Body, Mind, and Soul of The Enterprise

Observations on the designing of enterprise processes.

by

Ty Chaney (copyright 1995)

01-JUN-1995

19-JUL-1995

22-NOV-1995

15-FEB-1996

07-MAY-1996

 

1. Motivations

In the midst of thinking about life I have been reflecting on what I do for a living. What have I learned, how can I understand this for myself and share it in a meaningful way with others.

My work has been a personal study of work. The observance of how people work, how people accomplish goals as individuals, groups, and organizations. For over 20 years I have tried to understand what 'work' is. What makes it drudgery and a battle for some and joy for others?

20 years is a long time to spend on one question. My experiences span from clerical administrator to designing and implementing multi-national business processes. It has been a long and interesting journey. I have learned a tremendous amount about the nature of work, with many insights that fit together into a form that I believe can help people and organizations achieve goals and find joy in their own work experience.

It may be useful to share some of my journey over the last 20 years. It begins in 1968, my first real job as a sales clerk. I found great satisfaction in helping customers understand our products and services, and the sharing with co-workers the challenges of the day to day routine including the occasional challenging customer interactions. This first adventure of the work place was balanced by the oppression of a very aggressive junior manager trying to achieve sales and administrative measures set by more senior management. The work was not measured on what I found meaningful in the work, it was measured on what I found least meaningful (counting money, inventory, and time). I was not happy and my management (as they understood their job) was not happy with me. Thus my quest for finding joy in my work began.

I decided to study work, in other words go to business school. At that time the principles driving the study of business were in transition. The transition was from a mechanistic view of workers to a more sociological, holistic view of the worker and workplace. The mechanistic view is best characterized by Fredrick Taylor's study of coal workers. The worker was a gear in a machine. How could the gear be optimized, then in context how could the machine be optimized. This view reflects the mechanistic view of the industrial revolution. Unfortunately this viewpoint is still deeply held by many. It is simple and 'scientific'. It is on the surface manageable. In the early 1970's and alternative view of work was developing. This view sees the workplace more as a social organism than machine. The social/psychological view of work was given the name of Organizational Development (OD) and offered as a formal course of study in business schools. This is what I got my undergraduate degree in, only to find that the job market was not quite ready for me. Businesses were more interested in 'systems', the mechanical design and function of complex business processes. My business degree was seen as a certification of mechanical skills, not social psychology. I found myself playing the role of mechanic.

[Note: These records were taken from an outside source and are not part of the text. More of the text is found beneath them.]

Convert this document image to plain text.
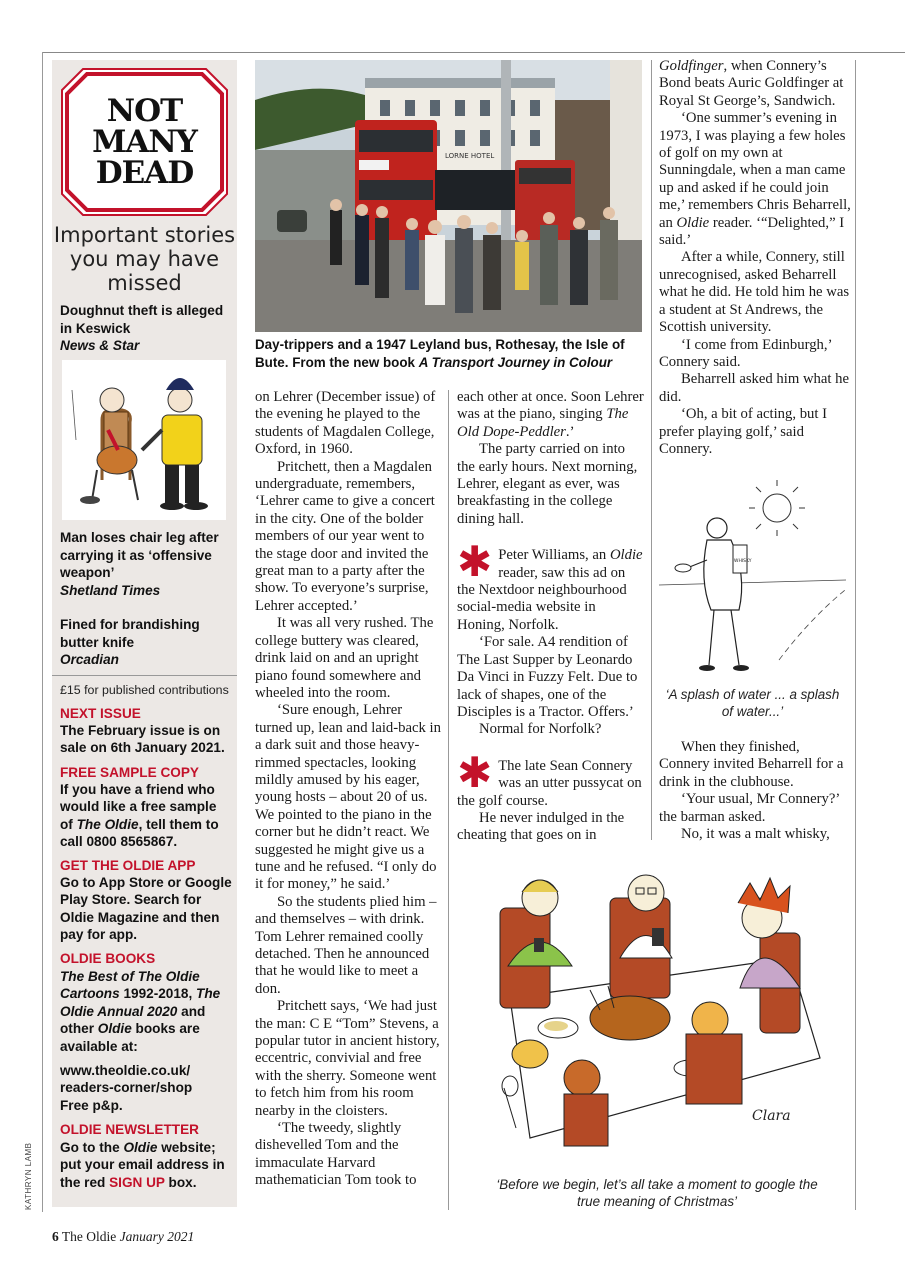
NOT
MANY
DEAD
Important stories you may have missed
Doughnut theft is alleged in Keswick
News & Star
Man loses chair leg after carrying it as ‘offensive weapon’
Shetland Times
Fined for brandishing butter knife
Orcadian
£15 for published contributions
NEXT ISSUE
The February issue is on sale on 6th January 2021.
FREE SAMPLE COPY
If you have a friend who would like a free sample of The Oldie, tell them to call 0800 8565867.
GET THE OLDIE APP
Go to App Store or Google Play Store. Search for Oldie Magazine and then pay for app.
OLDIE BOOKS
The Best of The Oldie Cartoons 1992-2018, The Oldie Annual 2020 and other Oldie books are available at:
www.theoldie.co.uk/ readers-corner/shop
Free p&p.
OLDIE NEWSLETTER
Go to the Oldie website; put your email address in the red SIGN UP box.
LORNE HOTEL
Day-trippers and a 1947 Leyland bus, Rothesay, the Isle of Bute. From the new book A Transport Journey in Colour

on Lehrer (December issue) of the evening he played to the students of Magdalen College, Oxford, in 1960.

Pritchett, then a Magdalen undergraduate, remembers, ‘Lehrer came to give a concert in the city. One of the bolder members of our year went to the stage door and invited the great man to a party after the show. To everyone’s surprise, Lehrer accepted.’

It was all very rushed. The college buttery was cleared, drink laid on and an upright piano found somewhere and wheeled into the room.

‘Sure enough, Lehrer turned up, lean and laid-back in a dark suit and those heavy-rimmed spectacles, looking mildly amused by his eager, young hosts – about 20 of us. We pointed to the piano in the corner but he didn’t react. We suggested he might give us a tune and he refused. “I only do it for money,” he said.’

So the students plied him – and themselves – with drink. Tom Lehrer remained coolly detached. Then he announced that he would like to meet a don.

Pritchett says, ‘We had just the man: C E “Tom” Stevens, a popular tutor in ancient history, eccentric, convivial and free with the sherry. Someone went to fetch him from his room nearby in the cloisters.

‘The tweedy, slightly dishevelled Tom and the immaculate Harvard mathematician Tom took to

each other at once. Soon Lehrer was at the piano, singing The Old Dope-Peddler.’

The party carried on into the early hours. Next morning, Lehrer, elegant as ever, was breakfasting in the college dining hall.

✱ Peter Williams, an Oldie reader, saw this ad on the Nextdoor neighbourhood social-media website in Honing, Norfolk.

‘For sale. A4 rendition of The Last Supper by Leonardo Da Vinci in Fuzzy Felt. Due to lack of shapes, one of the Disciples is a Tractor. Offers.’

Normal for Norfolk?

✱ The late Sean Connery was an utter pussycat on the golf course.

He never indulged in the cheating that goes on in

Goldfinger, when Connery’s Bond beats Auric Goldfinger at Royal St George’s, Sandwich.

‘One summer’s evening in 1973, I was playing a few holes of golf on my own at Sunningdale, when a man came up and asked if he could join me,’ remembers Chris Beharrell, an Oldie reader. ‘“Delighted,” I said.’

After a while, Connery, still unrecognised, asked Beharrell what he did. He told him he was a student at St Andrews, the Scottish university.

‘I come from Edinburgh,’ Connery said.

Beharrell asked him what he did.

‘Oh, a bit of acting, but I prefer playing golf,’ said Connery.

WHISKY
‘A splash of water ... a splash of water...’

When they finished, Connery invited Beharrell for a drink in the clubhouse.

‘Your usual, Mr Connery?’ the barman asked.

No, it was a malt whisky,

Clara
‘Before we begin, let’s all take a moment to google the true meaning of Christmas’
6 The Oldie January 2021
KATHRYN LAMB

The next several years were spent understanding and improving the processes of running a manufacturing plant for a major computer manufacturer. Doing that job well, I got the opportunity of improving the processes of running multiple manufacturing plants all interdependent on each others resources and production. I was such a good mechanic at this point, that I was assigned the task of evaluating how well other mechanics did their jobs. This was the role of Corporate Audit Manager. And so after 18 years of reviewing the design, implementation, and controls of corporate multi-national business processes I came to the full understanding of what I knew in the beginning. That the mechanistic view of managing a business is terribly wrong, broken. Multi million dollar change efforts that failed in predictable patterns. Workers that feel alienated from middle management. Middle management that feel alienated from enterprise leadership. Cross functional finger pointing and the closing up of ranks. The mechanistic approach only worked when people acted like machines. People fundamentally are not machines, they are social psychological organisms working within and around mechanical processes. You could have the perfect business processes, but add the people components and the process would change shape and adapt to the environment (local and global) in ways that could never be anticipated by the original designers. To understand and improve work is to understand the human dynamics (organic) and the workflow steps (mechanics) that add value in the market place. Work is not one or the other, it is the inseparable synergy of the two constantly adapting to dynamic forces that cannot be seen or rationally understood.

The last five years have been spent trying to understand how the mechanics of complex work processes interact with the social psychological dynamics of complex work groups. This paper is the result of that untangling. It is in the form of insights. Insights learned over 20 years of struggle and occasional joy. The insights are interdependent, forming a tapestry of my understanding of how work works. In writing it down I hope to codify the knowledge for myself (as in what did I do with all that time) and offer to the reader pieces that add to their own tapestry of knowledge.

To some readers these insights may be common sense or simplistic, but for me they are hard earned insights. Their obviousness and simplicity only apparent after many dull blows to the head. In any case they are my insights into how work works, take them for what they are worth. There are no original thoughts presented, only my personal 'ah ha' in how the pieces fit together.

This paper is presented in three segments. The first presents the major insights that have shaped my work as a business process design consultant. The second is a summary of tools and techniques (what I refer to as Interventions) that I have found to be most effective in my consulting practice. The third section is a methodology for business process design that incorporates the insights and interventions. The methodology takes you through the steps from discovery of strategic intent to tactical business and systems process initiatives.